13 February 2019
Three years ago, I joined National Young Leadership Cabinet, a program that trains, inspires, and cultivates leaders in their 30s and 40s who aspire to be the next generation of global Jewish leaders and philanthropists.
The well-known words of Hillel the elder, “If I am not for myself, who will be for me? But if I am only for myself, who am I? If not now, when?” have been a guiding force in my life. These Jewish values steered me to study education policy and community organizing, and to spend the past 15 years working to increase opportunities for African-American youth through improved access to quality education.
So, when NYL Cabinet offered me the opportunity to travel to Alabama, the heart of the civil rights movement, for their first Civil Right Mission, I jumped at the chance to “get on the bus.” Since joining Cabinet, I have traveled to India, Morocco, and Spain on study missions. While each of those trips has been incredible, enabling me to learn about the world through a Jewish lens, studying how past generations of Jews mobilized in support of the African American community speaks to the core of who I am as a Jew.
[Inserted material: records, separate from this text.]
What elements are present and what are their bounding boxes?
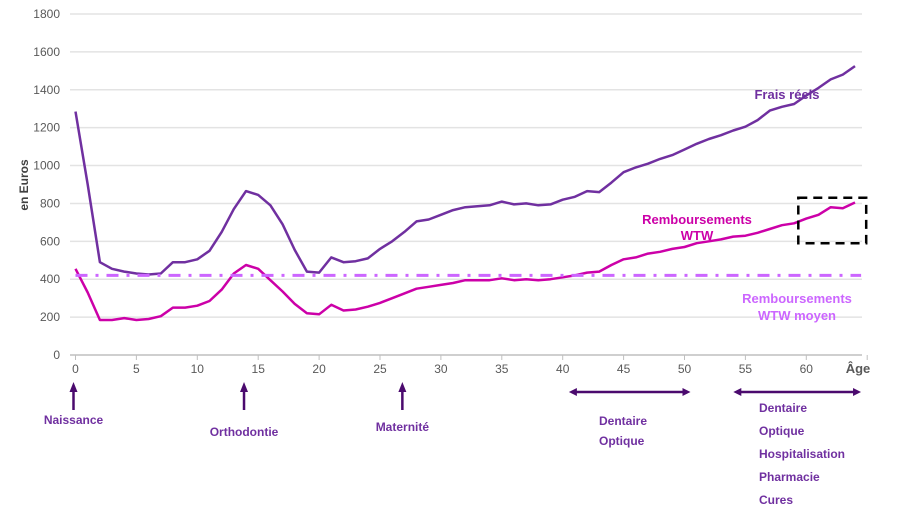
y-tick-label: 0 (53, 348, 60, 362)
y-axis-label: en Euros (17, 159, 31, 211)
arrow-head-icon (682, 388, 691, 396)
y-axis-ticks: 0 200 400 600 800 1000 1200 1400 1600 1800 (33, 7, 60, 362)
annotation-label: Pharmacie (759, 470, 820, 484)
highlight-box (797, 196, 868, 245)
series-label-moyen-wtw: WTW moyen (758, 308, 836, 323)
y-tick-label: 800 (40, 196, 60, 210)
annotation-label: Optique (759, 424, 805, 438)
y-tick-label: 1600 (33, 45, 60, 59)
annotation-label: Dentaire (599, 414, 647, 428)
arrow-head-icon (69, 382, 78, 392)
annotations: Naissance Orthodontie Maternité Dentaire Opt… (44, 382, 862, 507)
x-axis-label: Âge (846, 361, 871, 376)
annotation-label: Orthodontie (210, 425, 279, 439)
arrow-head-icon (853, 388, 862, 396)
arrow-head-icon (733, 388, 742, 396)
x-tick-label: 5 (133, 362, 140, 376)
x-tick-label: 50 (678, 362, 692, 376)
arrow-head-icon (240, 382, 249, 392)
x-tick-label: 45 (617, 362, 631, 376)
annotation-label: Hospitalisation (759, 447, 845, 461)
y-tick-label: 600 (40, 234, 60, 248)
series-label-remboursements-wtw: WTW (681, 228, 714, 243)
annotation-label: Optique (599, 434, 645, 448)
y-tick-label: 400 (40, 272, 60, 286)
x-tick-label: 35 (495, 362, 509, 376)
series-line-0 (74, 65, 856, 276)
y-tick-label: 1200 (33, 121, 60, 135)
x-tick-label: 20 (312, 362, 326, 376)
series-label-remboursements: Remboursements (642, 212, 752, 227)
x-tick-label: 55 (739, 362, 753, 376)
annotation-label: Maternité (376, 420, 430, 434)
series-group (74, 65, 862, 322)
series-label-frais-reels: Frais réels (754, 87, 819, 102)
annotation-label: Cures (759, 493, 793, 507)
gridlines (70, 13, 862, 356)
arrow-head-icon (568, 388, 577, 396)
x-tick-label: 10 (191, 362, 205, 376)
annotation-label: Dentaire (759, 401, 807, 415)
arrow-head-icon (398, 382, 407, 392)
x-tick-label: 15 (252, 362, 266, 376)
y-tick-label: 1000 (33, 159, 60, 173)
y-tick-label: 1800 (33, 7, 60, 21)
y-tick-label: 1400 (33, 83, 60, 97)
annotation-label: Naissance (44, 413, 104, 427)
y-tick-label: 200 (40, 310, 60, 324)
x-tick-label: 40 (556, 362, 570, 376)
x-tick-label: 30 (434, 362, 448, 376)
x-axis: 0 5 10 15 20 25 30 35 40 45 50 55 60 (72, 355, 868, 376)
x-tick-label: 0 (72, 362, 79, 376)
series-label-moyen: Remboursements (742, 291, 852, 306)
x-tick-label: 60 (800, 362, 814, 376)
x-tick-label: 25 (373, 362, 387, 376)
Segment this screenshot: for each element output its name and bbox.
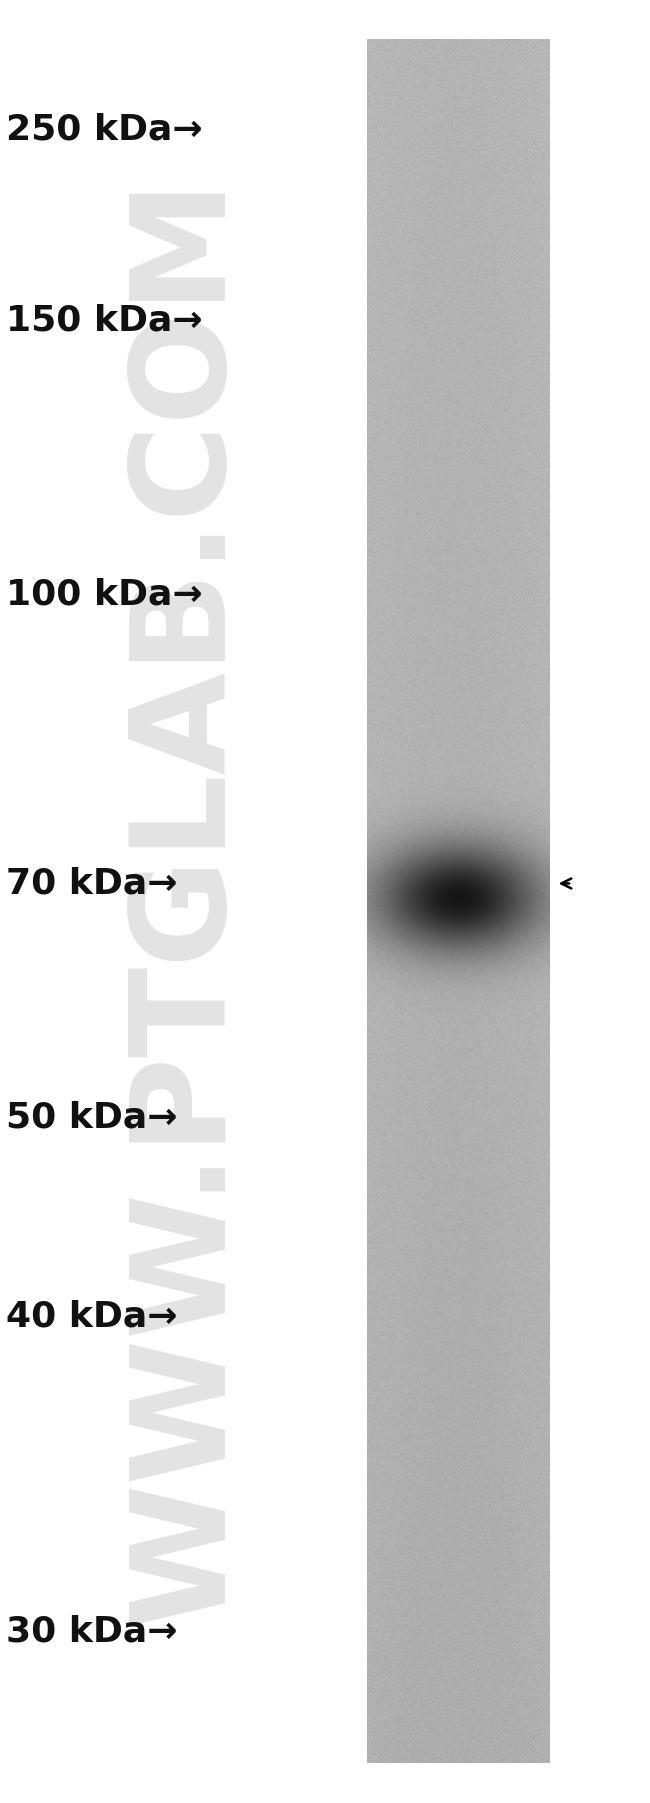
Text: 70 kDa→: 70 kDa→ — [6, 867, 178, 900]
Text: WWW.PTGLAB.COM: WWW.PTGLAB.COM — [122, 177, 249, 1626]
Text: 40 kDa→: 40 kDa→ — [6, 1300, 178, 1332]
Text: 30 kDa→: 30 kDa→ — [6, 1615, 178, 1648]
Text: 100 kDa→: 100 kDa→ — [6, 579, 203, 611]
Text: 50 kDa→: 50 kDa→ — [6, 1102, 178, 1134]
Text: 250 kDa→: 250 kDa→ — [6, 114, 203, 146]
Text: 150 kDa→: 150 kDa→ — [6, 305, 203, 337]
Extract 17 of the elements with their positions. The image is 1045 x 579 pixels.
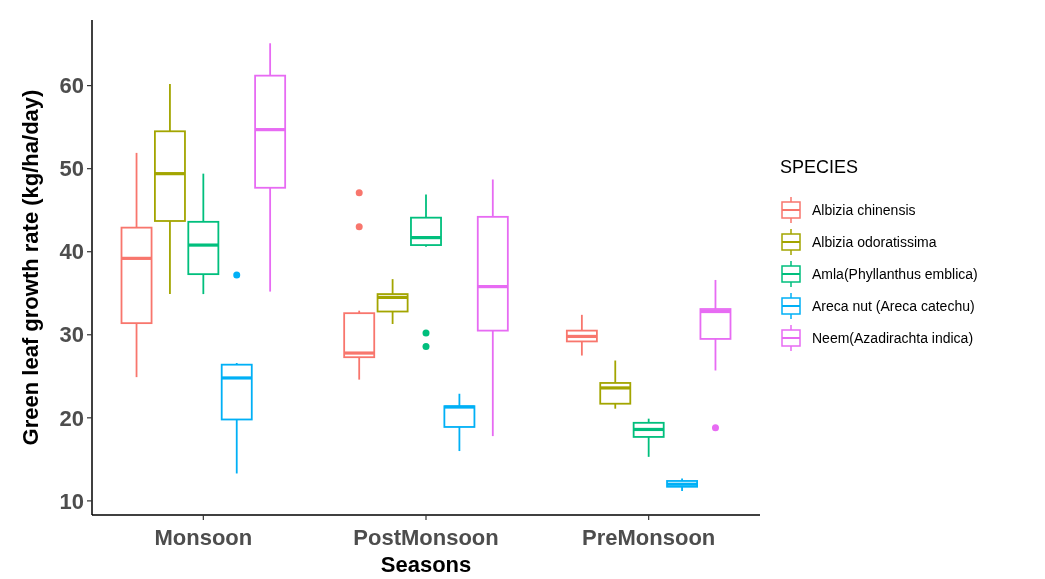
x-tick-label: PostMonsoon bbox=[353, 525, 499, 550]
x-tick-label: PreMonsoon bbox=[582, 525, 716, 550]
y-axis-title: Green leaf growth rate (kg/ha/day) bbox=[18, 89, 43, 446]
x-axis-title: Seasons bbox=[380, 552, 472, 577]
y-tick-label: 60 bbox=[59, 73, 84, 99]
legend-label: Neem(Azadirachta indica) bbox=[812, 329, 974, 346]
y-tick-label: 20 bbox=[59, 405, 84, 431]
y-tick-label: 50 bbox=[59, 156, 84, 182]
legend-label: Amla(Phyllanthus emblica) bbox=[812, 265, 978, 282]
legend-label: Areca nut (Areca catechu) bbox=[812, 297, 975, 314]
x-tick-label: Monsoon bbox=[154, 525, 253, 550]
y-tick-label: 40 bbox=[59, 239, 84, 265]
y-tick-label: 10 bbox=[59, 488, 84, 514]
legend-label: Albizia odoratissima bbox=[812, 233, 937, 250]
legend-title: SPECIES bbox=[780, 157, 859, 177]
y-tick-label: 30 bbox=[59, 322, 84, 348]
legend-label: Albizia chinensis bbox=[812, 201, 916, 218]
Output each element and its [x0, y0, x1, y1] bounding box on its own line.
On the Civil Rights Mission, we traveled through the streets of the Montgomery bus boycott, paused in remembrance at the 16th Street Baptist church in Birmingham, and walked across the Edmund Pettus Bridge in Selma, honoring those who stood firm in the face of the most base and vitriolic hatred. We bore witness – listening to firsthand accounts from those who affected lasting change by marching and protesting in pursuit of voting rights and equal treatment.
But what rocked me to my core was our visit to the brand-new Equal Justice Initiative Legacy Museum, which painstakingly maps the African-American story from slavery to ghettoization, disenfranchisement, and mass incarceration.
It’s been more than 50 years since the passage of the Voting Rights Act of 1965. Yet, the Equal Justice Initiative explains that, in the past 40 years, the prison population has risen from 300,000 to 2.3 million. Today, one in three black men between the ages of 18 and 30 is in jail, prison, on probation, or on parole. And, as a result, one in thirteen African-Americans cannot vote due to disqualifying criminal convictions.
As Jews, oppression is a central narrative in our long history (If I’m not for myself, who will be for me?), as is our calling to help the oppressed (If I’m only for myself, who am I?). As a Jew – and even more so as human being — I left Alabama
with a call to action reverberating in my ears. At a time when division is easier than collaboration, we must step up as allies and find ways to partner with other minority communities.
It was with great pride that I looked at pictures of Jewish communal leaders walking hand-in-hand and standing tall with African American leaders in the 1960s. When future generations are studying this time in our history, will our community be documented on the front lines fighting for the oppressed? If not now, when?